A nosso juízo, tão eficazes foram os resultados alcançados por Coelho de Sampaio com sua lógica da diferença, que voltaram a ser nitidamente visíveis os contornos dos velhos continentes lógico-filosóficos: o continente clássico ou formal (de Aristóteles e o dos antigos e novos positivismos), sim, mas igualmente o continente dialético (de Platão, Hegel, Marx, Lukacs), o continente transcendental (de Descartes, Kant, Fichte, Husserl) e, finalmente, o continente simplesmente diferencial (de Pascal, Kierkegaard, Nietzsche, Heidegger, Foucault, Deleuze, Derrida, Rosset). Como imediata conseqüência, se podia agora facilmente perceber que o mundo lógico tinha lá sua forma piramidal e assim seus limites, mas se podia também constatar que estes, mesmo depois da integração da lógica da diferença, não haviam sido alcançados e, sobretudo, que havia ainda um grande salto lógico avante a ser realizado.
Ora, se é possível um novo modo de pensar (tema para uma nova lógica) é porque há algo de novo digno de ser pensado. Não é verdade que tenhamos chegado ao fim da História. E o que sobremodo importa hoje nesta nossa cínica circunstância: justifica-se mantermos viva a esperança (não é duvidoso, mas certo, que um Deus, bem depressa, nos virá salvar!). Apesar das aparências, da (formig)ação corrosiva dos micros e das espetaculares encenações dos macros poderes, nos é perfeitamente possível fazer emergir algo de realmente novo e de humanamente íntegro neste mundo.
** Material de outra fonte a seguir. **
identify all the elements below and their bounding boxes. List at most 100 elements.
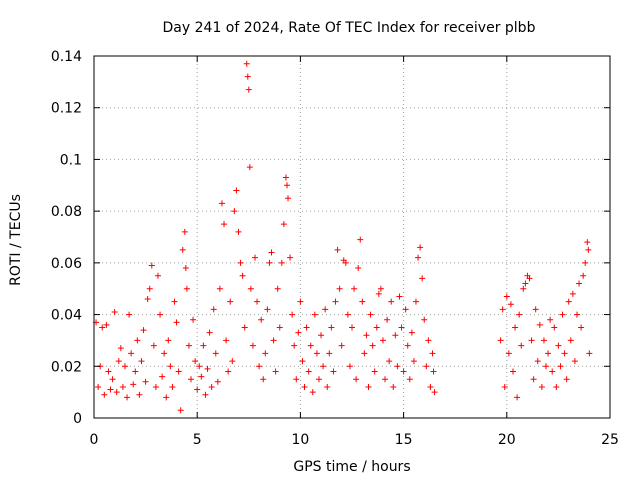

Forçar o reconhecimento da existência em seus plenos direitos da lógica da diferença, parece-nos, teria sido o exclusivo escopo do livro de Coelho de Sampaio. O mais surpreendente, entretanto, – e talvez isto valha também para o autor –, é que só a posteriori, agora, de bem mais alto, isto se nos revela como a tarefa urgente e necessária a que pudéssemos, para além das ideologias, abrir um caminho novo e reto para a utopia.
* Aquiles Côrtes Guimarães é Coordenador da Pós-graduação do IFCS-UFRJ e autor de O tema da consciência na filosofia brasileira e Pequenos estudos de filosofia brasileira.